Descriptions acoustiques fourmillant de détails microscopiques, odes discrets à des environnements invisibles dans le plus beau style nippon de l’ambient, si délicat, hommage aux éléments dans une diversité sonore restreinte… C’est comme ça que je perçois la magie électronique d’Illuha, duo au Pays du Soleil Levant entre l’autochtone Tomoyoshi Date et l’américain d’origine Corey Fuller, qui a depuis longtemps embrassé la culture japonaise sous tous ses angles. Avant de parler de son premier long format solo pour 12k qui nous intéresse aujourd’hui, il me paraissait nécessaire de resituer l’artiste en particulier au sein d’Illuha, qui a eu pour moi une profonde influence sur ma manière d’écouter et d’apprécier l’ambient encore maintenant. Sans trop développer le fait que Fuller et Date ont sorti parmi les derniers trucs réellement dignes d’intérêt jusque là en 2014 pour 12k, avec leur sublime Akari et aux côtés du non moins solaire Solstøv par Pjusk, le sens étendu du détail exposé par les deux musiciens lors de leur dernier travail n’égalait que la subtilité avec laquelle ils invitaient des dizaines de sources sonores à cohabiter avec équilibre dans un espace pourtant assez étroit. Un poème muet contant les fragments de lumière qui mettent brièvement à jour la richesse cachée des interstices, avant de rejoindre la nuit pour toujours.
Corey Fuller semble s’inspirer partiellement de ce concept à plus grande échelle dans Break, avec une justesse et une élégance surprenantes. Et je ne dis pas ça en parlant de l’artiste mais du label, dont les beaux jours remontent à pas loin de cinq ans, et dont je n’attendais personnellement plus grand-chose depuis ; merci de me donner tort Taylor Deupree. Et comment mieux interpréter la lumière et sa fugacité qu’avec l’enregistrement d’un piano et tous ses défauts que l’on cherche souvent à passer sous silence ? La rondeur des notes traduit la pureté du soleil, mais les craquements des marteaux et l’action des doigts sur les touches rappellent que la beauté aseptisée qu’on s’imagine naît d’abord du monde réel et de ses travers. Avec un soupçon de malhonnêteté intellectuelle, je verrais Break comme l’enfant sage du Dropped Pianos de Tim Hecker et du Tiento de la Luz de Thomas Köner, mêlant la stochasticité expiatoire du premier et la quasi-perfection réconfortante d’un autre monde du second. Rajoutez-y un sens profond de la mélodie qui se bat constamment contre le temps qui cherche à l’effacer dans ses textures écaillées et ses harmonies éphémères, et vous obtenez un manifeste splendide sur les transitions mouvementées de l’existence.

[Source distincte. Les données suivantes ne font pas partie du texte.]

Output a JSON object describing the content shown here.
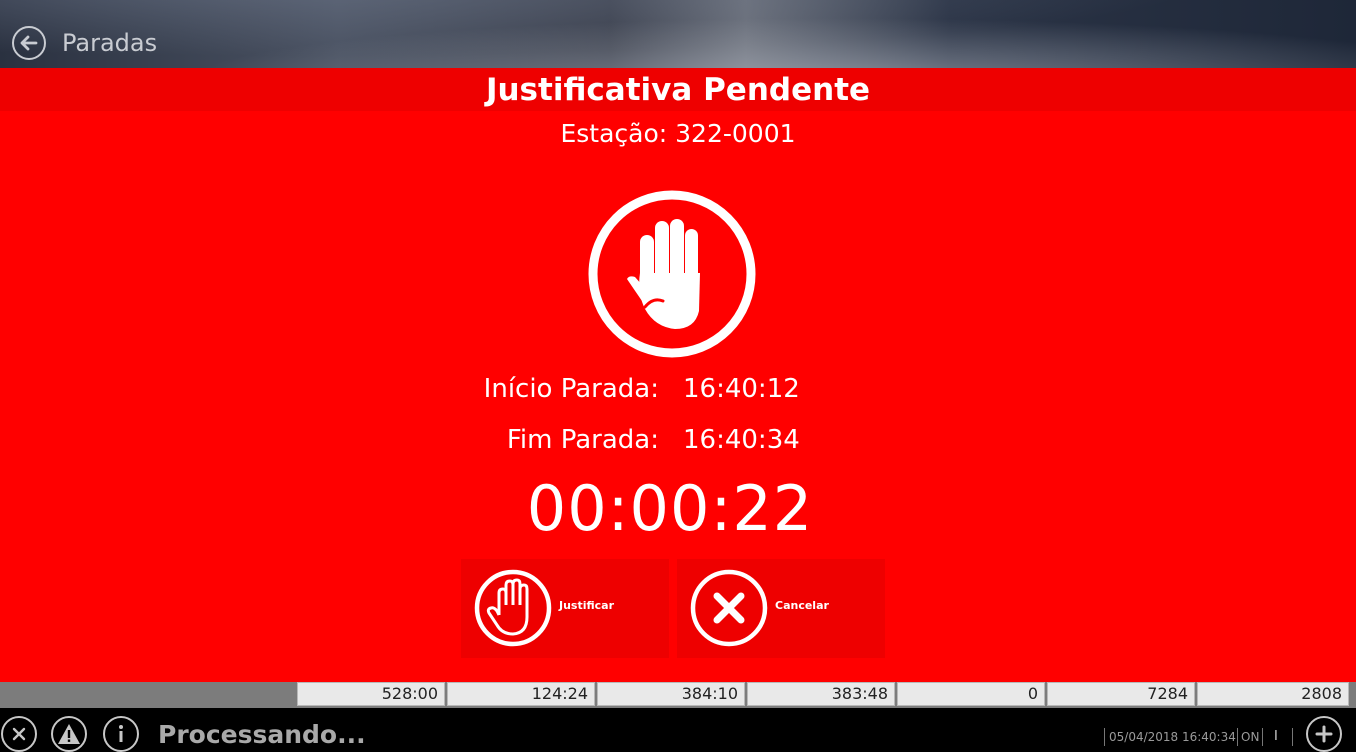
{
  "header": {
    "title": "Paradas"
  },
  "modal": {
    "title": "Justificativa Pendente",
    "station": "Estação: 322-0001",
    "start_label": "Início Parada:",
    "start_value": "16:40:12",
    "end_label": "Fim Parada:",
    "end_value": "16:40:34",
    "duration": "00:00:22",
    "buttons": {
      "justify_label": "Justificar",
      "cancel_label": "Cancelar"
    },
    "icon": "stop-hand-icon"
  },
  "table": {
    "row": [
      "528:00",
      "124:24",
      "384:10",
      "383:48",
      "0",
      "7284",
      "2808"
    ]
  },
  "status_bar": {
    "text": "Processando...",
    "datetime": "05/04/2018 16:40:34",
    "on": "ON",
    "indicator": "I"
  },
  "colors": {
    "modal_background": "#ff0000",
    "title_bar": "#ee0000",
    "button_background": "#ee0000"
  }
}
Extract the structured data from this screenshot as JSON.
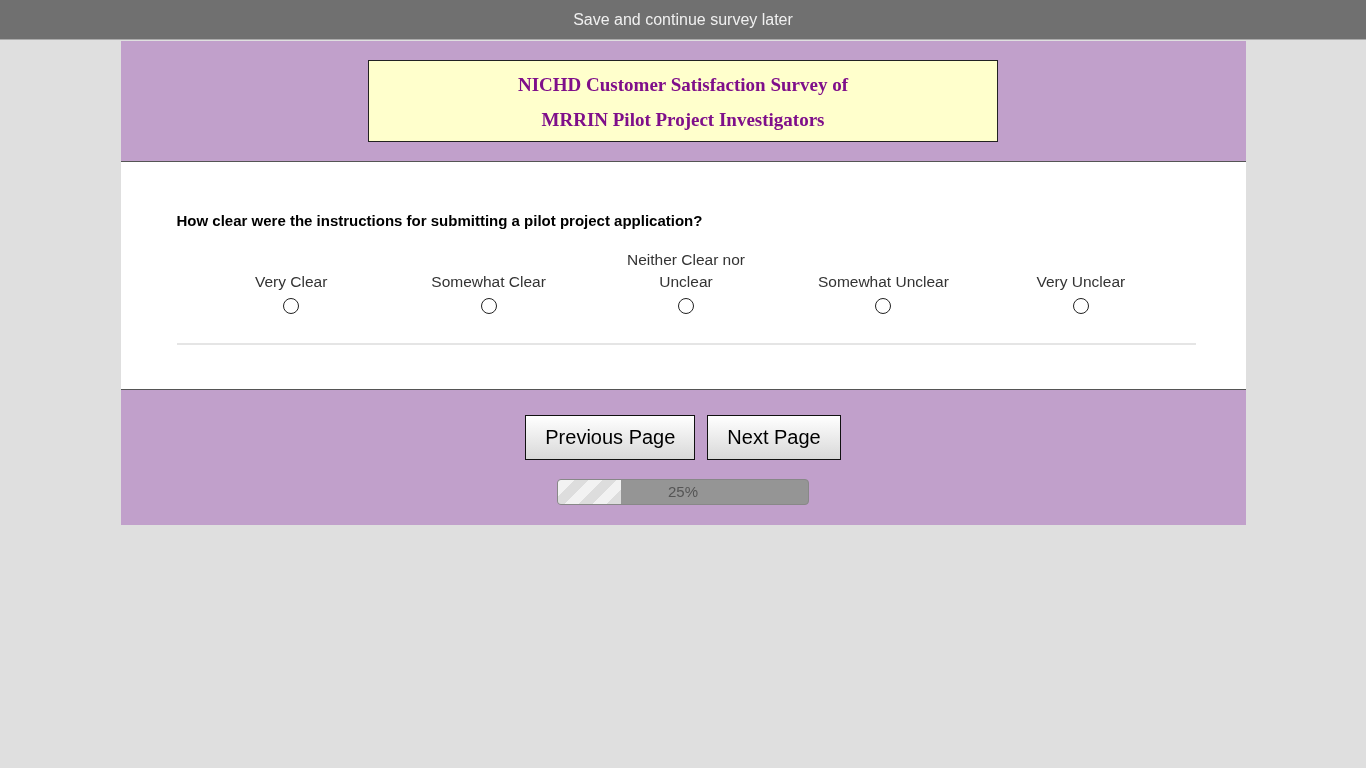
{
  "top_bar": {
    "link": "Save and continue survey later"
  },
  "header": {
    "title_lines": [
      "NICHD Customer Satisfaction Survey of",
      "MRRIN Pilot Project Investigators"
    ]
  },
  "question": {
    "text": "How clear were the instructions for submitting a pilot project application?",
    "options": [
      {
        "label": "Very Clear",
        "selected": false
      },
      {
        "label": "Somewhat Clear",
        "selected": false
      },
      {
        "label": "Neither Clear nor Unclear",
        "selected": false
      },
      {
        "label": "Somewhat Unclear",
        "selected": false
      },
      {
        "label": "Very Unclear",
        "selected": false
      }
    ]
  },
  "buttons": [
    "Previous Page",
    "Next Page"
  ],
  "progress": {
    "level": 0.25,
    "reading": "25%"
  }
}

Un dialogue constant entre mélopées sereines sur une mer d’huile et envies tumultueuses d’ailleurs vers des horizons embrumés (Look Into the Heart of Light, the Silence), entre tempêtes polyhertziennes écorchant les barrières de l’âme et arpèges cathartiques aveuglants ramenant à la surface (Seiche), entre des souvenirs alourdis par la poussière des années et des souffrances partiellement éludées et malgré tout entièrement ressenties (Illvi∂ri). Une volonté de revivre le passé pour mieux s’en affranchir dans des morceaux aux sentiments universels jamais explicités mais toujours sous-entendus ; la présence ponctuelle des voix et de bruits de la vie quotidienne rappelle que l’Homme est implicitement au centre de l’album, mais qu’il n’est pas obligé d’avoir l’exclusivité de la place. Et Break suggère en définitive d’avancer en expiant les poids qui nous empêchent ultimement de tracer notre propre route vers les cieux d’où émergent son aura, nous soulevant au zénith et nous transperçant de flèches de lumière qui ramènent le cœur à la vie qu’il mérite plutôt qu’à celle qu’il subit.
Complexe mais sensible, volatile mais précieux, Break renoue avec le style des sorties 12k que l’on a aimé, celui où les strates sonores aériennes savaient qu’il fallait garder avec la terre qui les a vues grandir un lien étroit, celui où tous les éléments cohabitent sans penser que l’un d’eux vaut mieux que les autres. Celui d’une harmonie organique instable capturée l’espace de quelques instants, puis transmise au public dans l’éternité digitale sans y perdre leur sens. Corey Fuller l’a compris, et même si Lamentations ou A Hymn for the Broken versent un peu trop dans le pathos, ça ne suffira pas à ternir la surprise qu’il nous offre en ce début d’année avec un travail très touchant plus que recommandable.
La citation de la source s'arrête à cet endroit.